It has been estimated that the labor conflict slowing down ports on the West Coast will cost the economy up to $2 billion a day if it turns into a complete shutdown.
But not everyone is a loser. CNBC identified
several industries that will enjoy at least a partial benefit from the situation.
- Air Freight. If you can't transport by sea or land, why not by air? "Some importers, like electronics dealers and luxury retailers, can afford to put their cargo on planes, despite at least a tenfold increase in shipping costs," writes CNBC's Allen Wastler. "Their profit margin may be squeezed, but they are still making money in most cases.
- "Railroads. The two primary railroads moving cargo from the West Coast, the BNSF Railway (owned by Warren Buffett's Berkshire Hathaway) and Union Pacific Corp., will suffer. But their eastern counterparts, CSX and Norfolk Southern, may see some added short-term business from diverted cargo."
- Ports and truckers on the east coast. Cargo traffic may be diverted their way from the West Coast.
Still, the overall impact isn't good. Many businesses are complaining. For Levi Strauss, "the situation has gone from manageable to bad," said CEO Chip Bergh, according to The Wall Street Journal.
The apparel company imports a third of its product through the West Coast.
Softline Home Fashions, which imports fabric for curtains and other home decorations, has about $800,000 of goods waiting to be unloaded on the West Coast, the paper reports.

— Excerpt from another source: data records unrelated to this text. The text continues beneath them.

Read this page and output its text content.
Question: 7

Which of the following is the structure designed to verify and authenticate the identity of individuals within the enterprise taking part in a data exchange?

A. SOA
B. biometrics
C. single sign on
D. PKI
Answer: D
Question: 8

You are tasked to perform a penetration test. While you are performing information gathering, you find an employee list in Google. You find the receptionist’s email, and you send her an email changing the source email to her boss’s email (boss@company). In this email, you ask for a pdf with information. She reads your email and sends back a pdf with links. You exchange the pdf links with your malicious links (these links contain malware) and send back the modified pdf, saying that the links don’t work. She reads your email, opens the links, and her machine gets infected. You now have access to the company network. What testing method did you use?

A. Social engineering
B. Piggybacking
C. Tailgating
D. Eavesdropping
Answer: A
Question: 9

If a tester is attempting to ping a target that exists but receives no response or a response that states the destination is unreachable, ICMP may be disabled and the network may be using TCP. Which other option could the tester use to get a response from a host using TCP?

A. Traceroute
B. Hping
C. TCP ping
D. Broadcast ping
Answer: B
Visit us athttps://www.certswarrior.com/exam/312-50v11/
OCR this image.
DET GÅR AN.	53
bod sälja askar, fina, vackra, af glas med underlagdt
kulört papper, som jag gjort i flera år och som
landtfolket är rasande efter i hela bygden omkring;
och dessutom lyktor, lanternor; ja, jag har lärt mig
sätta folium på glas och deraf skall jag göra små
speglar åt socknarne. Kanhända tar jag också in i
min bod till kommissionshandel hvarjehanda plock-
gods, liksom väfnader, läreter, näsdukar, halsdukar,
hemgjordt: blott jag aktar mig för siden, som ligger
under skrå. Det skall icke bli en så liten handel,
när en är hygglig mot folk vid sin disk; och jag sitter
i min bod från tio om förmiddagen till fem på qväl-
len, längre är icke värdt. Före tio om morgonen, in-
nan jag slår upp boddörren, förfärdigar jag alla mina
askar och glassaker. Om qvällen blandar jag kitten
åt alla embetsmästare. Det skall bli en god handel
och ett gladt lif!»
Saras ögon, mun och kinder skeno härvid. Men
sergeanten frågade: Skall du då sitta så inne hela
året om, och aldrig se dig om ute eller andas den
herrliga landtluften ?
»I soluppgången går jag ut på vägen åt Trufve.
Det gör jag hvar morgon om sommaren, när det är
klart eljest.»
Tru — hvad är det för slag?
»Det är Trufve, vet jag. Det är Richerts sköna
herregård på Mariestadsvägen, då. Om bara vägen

"We’re in trouble right now with some of our customers," which include major retailers, such as Walmart and J.C. Penney, Softline President Jason Carr told The Journal. "It’s a major headache." He said he will have to decide soon whether to fly in merchandise from China.
"In any given year the West Coast ports handle between 10 and 15 percent of GDP," illustrating "their importance as a trade gateway," Matt Troy, executive director at Nomura Securities International, told Bloomberg.